Weak consumer confidence hurting Dutch housing market
May 14, 2012
The first quarter of 2012 goes on record as the worst quarter for the Dutch housing market since the outbreak of the credit crisis in 2008. The number of transactions decreased by 15.6% compared with the previous quarter and the median price of the property sold was down 2.8% compared to the previous quarter.
The decline in sales is being attributed to weak consumer confidence, economic stagnation and proposed unfavorable tax changes for home owners (reduction of tax deductibility of mortgage interests paid) by the government. The uncertainty among consumers is increasing, thereby causing consumers to postpone making him the decision to buy a house.
"Recent figures from the Central Bureau of Statistics shows that confidence has fallen more than anywhere else in Europe in the past year,” said Ger Hukker (pictured), chairman of NVM, the Dutch real estate association
. "The Dutch market is however dominated by uncertainty, declining disposable incomes and a declining borrowing capacity."

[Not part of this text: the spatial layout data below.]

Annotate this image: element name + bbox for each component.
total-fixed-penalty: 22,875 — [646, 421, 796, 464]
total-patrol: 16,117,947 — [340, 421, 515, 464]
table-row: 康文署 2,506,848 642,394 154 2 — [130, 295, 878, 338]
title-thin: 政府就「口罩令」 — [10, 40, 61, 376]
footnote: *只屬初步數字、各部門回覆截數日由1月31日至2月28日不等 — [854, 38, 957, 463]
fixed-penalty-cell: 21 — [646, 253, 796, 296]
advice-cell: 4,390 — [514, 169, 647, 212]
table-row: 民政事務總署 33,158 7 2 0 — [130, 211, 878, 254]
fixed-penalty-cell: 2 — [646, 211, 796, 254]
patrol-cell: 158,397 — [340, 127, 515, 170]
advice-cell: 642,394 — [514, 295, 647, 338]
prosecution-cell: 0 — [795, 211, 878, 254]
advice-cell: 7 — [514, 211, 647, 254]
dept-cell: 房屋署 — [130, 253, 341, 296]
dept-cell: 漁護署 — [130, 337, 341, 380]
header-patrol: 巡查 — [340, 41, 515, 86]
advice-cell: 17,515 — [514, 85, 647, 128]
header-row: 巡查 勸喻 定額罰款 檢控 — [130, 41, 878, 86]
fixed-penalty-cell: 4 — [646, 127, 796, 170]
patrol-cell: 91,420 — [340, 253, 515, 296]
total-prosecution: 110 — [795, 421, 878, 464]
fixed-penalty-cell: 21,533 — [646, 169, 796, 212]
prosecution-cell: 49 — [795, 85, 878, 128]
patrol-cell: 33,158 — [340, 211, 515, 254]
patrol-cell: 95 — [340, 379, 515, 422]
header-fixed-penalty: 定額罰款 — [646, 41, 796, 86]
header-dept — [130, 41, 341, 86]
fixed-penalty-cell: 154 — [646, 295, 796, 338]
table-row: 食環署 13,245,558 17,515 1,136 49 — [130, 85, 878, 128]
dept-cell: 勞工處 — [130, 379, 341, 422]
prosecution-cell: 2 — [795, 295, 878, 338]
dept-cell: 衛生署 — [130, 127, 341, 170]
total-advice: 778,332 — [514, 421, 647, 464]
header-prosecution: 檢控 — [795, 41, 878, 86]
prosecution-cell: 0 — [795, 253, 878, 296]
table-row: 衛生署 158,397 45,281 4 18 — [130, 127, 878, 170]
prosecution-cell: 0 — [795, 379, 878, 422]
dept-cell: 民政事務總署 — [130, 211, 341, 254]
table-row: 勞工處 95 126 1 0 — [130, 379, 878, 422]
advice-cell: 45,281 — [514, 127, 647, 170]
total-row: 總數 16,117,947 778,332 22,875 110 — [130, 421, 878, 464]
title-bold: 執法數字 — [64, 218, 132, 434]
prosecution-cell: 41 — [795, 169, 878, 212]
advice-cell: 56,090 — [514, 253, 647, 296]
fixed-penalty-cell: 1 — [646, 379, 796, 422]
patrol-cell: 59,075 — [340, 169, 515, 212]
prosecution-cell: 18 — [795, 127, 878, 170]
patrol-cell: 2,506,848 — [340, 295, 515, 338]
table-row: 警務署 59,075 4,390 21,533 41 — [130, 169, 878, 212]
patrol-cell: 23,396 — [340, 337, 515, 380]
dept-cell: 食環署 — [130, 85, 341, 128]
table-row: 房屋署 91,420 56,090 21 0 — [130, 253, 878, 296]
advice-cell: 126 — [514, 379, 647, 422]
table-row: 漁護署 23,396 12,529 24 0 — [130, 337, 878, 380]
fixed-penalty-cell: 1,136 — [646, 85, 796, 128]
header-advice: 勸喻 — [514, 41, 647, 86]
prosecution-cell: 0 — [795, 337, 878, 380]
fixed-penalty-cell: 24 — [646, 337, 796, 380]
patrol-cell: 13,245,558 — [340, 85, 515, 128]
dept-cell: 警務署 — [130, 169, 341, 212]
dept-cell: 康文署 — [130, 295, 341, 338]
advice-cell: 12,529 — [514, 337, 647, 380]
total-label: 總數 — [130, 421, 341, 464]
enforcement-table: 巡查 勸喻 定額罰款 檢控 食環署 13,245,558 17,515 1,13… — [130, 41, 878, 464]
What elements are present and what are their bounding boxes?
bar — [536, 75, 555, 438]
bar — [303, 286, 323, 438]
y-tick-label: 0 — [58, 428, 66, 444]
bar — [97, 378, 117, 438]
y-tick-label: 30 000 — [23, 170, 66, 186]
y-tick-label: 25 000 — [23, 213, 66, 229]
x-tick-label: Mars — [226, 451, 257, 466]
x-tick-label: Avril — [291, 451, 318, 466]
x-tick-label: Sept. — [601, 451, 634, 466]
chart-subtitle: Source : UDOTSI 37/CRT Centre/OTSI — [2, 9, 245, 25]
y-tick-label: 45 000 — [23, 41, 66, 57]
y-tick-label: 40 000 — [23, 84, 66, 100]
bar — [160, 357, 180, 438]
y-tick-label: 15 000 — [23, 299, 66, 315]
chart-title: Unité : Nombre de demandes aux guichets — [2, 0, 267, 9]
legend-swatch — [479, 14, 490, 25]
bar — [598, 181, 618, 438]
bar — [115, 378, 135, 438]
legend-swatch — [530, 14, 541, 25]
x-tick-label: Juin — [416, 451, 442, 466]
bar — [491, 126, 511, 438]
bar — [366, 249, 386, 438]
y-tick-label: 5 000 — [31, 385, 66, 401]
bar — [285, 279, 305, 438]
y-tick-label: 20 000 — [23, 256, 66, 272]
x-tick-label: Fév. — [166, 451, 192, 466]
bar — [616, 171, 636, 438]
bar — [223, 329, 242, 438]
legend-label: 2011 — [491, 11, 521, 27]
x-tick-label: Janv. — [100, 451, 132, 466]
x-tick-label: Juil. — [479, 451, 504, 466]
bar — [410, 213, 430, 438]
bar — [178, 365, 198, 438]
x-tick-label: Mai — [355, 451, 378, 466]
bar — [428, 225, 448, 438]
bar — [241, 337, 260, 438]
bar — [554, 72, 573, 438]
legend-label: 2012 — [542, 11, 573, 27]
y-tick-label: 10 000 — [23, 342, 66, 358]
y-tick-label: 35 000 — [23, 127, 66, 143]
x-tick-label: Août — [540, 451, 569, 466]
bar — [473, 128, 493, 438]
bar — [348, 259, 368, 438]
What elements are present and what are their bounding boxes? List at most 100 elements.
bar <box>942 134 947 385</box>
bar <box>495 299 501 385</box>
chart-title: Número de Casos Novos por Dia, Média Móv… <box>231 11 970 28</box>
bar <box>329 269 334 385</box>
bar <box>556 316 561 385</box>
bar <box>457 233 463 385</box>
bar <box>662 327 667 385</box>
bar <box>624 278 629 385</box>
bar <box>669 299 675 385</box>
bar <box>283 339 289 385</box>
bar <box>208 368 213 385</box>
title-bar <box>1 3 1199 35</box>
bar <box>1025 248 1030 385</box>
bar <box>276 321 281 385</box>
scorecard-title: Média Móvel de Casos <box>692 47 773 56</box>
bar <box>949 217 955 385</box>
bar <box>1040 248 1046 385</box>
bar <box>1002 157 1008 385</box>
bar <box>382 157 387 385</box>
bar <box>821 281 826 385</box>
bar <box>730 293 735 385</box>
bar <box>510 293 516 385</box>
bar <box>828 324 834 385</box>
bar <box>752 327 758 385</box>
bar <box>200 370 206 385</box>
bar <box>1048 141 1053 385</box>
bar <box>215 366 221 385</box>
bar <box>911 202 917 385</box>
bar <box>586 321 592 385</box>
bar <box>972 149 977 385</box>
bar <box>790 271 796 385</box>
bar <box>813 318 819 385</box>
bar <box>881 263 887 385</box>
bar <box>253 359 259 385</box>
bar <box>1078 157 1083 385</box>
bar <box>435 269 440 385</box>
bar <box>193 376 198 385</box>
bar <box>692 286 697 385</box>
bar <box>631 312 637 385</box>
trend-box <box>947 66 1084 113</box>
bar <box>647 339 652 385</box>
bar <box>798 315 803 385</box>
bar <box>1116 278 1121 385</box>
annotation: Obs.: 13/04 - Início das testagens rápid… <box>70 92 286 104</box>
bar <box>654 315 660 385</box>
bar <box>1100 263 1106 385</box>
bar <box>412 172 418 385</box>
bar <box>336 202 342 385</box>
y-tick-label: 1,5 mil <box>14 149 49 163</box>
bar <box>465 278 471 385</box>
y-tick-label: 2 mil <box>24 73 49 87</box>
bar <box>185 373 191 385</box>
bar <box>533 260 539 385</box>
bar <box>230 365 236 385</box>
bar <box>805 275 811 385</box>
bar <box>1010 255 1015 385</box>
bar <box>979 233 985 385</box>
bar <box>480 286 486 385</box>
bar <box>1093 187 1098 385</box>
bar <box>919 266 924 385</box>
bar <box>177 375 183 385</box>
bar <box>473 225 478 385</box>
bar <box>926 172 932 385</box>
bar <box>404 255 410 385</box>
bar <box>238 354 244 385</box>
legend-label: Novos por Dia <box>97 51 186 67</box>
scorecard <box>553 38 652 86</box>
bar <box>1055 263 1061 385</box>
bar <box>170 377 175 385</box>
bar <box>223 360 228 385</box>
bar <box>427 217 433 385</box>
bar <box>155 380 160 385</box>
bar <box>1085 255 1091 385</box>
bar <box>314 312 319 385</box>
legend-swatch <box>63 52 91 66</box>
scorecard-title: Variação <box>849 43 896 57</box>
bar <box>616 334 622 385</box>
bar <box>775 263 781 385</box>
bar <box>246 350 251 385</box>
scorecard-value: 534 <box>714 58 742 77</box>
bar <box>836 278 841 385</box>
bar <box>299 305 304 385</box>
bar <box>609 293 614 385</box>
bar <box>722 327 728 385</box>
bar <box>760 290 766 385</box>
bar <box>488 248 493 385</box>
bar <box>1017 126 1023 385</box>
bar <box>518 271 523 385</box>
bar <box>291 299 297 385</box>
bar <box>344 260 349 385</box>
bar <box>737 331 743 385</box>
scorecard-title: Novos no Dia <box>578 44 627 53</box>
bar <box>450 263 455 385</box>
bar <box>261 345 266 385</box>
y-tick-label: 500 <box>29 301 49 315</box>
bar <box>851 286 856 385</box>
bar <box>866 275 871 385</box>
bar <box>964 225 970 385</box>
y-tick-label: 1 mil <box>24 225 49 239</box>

Buyers can benefit from the poor market with more homes to choose from; many available at lower prices. NVM chairman Hukker notes that sellers are more willing to adjust the asking price. "The number of adjustments has never been so high. Sellers are beginning to realize that they no longer can get out all the stops. They are also forced to do so by the large supply. These lower prices are positive for the purchasers, who also benefit from slightly lower mortgage rates.”
But not all sellers are willing to lower their price, opting instead to take them off the market. As the supply decreases, more realistic asking prices will come about.
NVM predicted at the beginning of the year that the number of transactions in 2012 would decrease by 5% and that prices would fall by 5%. In the first quarter, traditionally the worst quarter, the number of transactions declined by as much as 15.6%. The NVM expects to see a continued decrease in the number of transactions for the 2nd quarter. The group also predicts that prices will continue to go down, but less rapidly than in the first quarter.
"The housing market has changed from a sellers’ to a hard-buyer market,” says Hukker. House prices are under pressure and more homes are for sale. The buyer is emperor in this market. Sellers would do well to their asking price to adjust to new market conditions."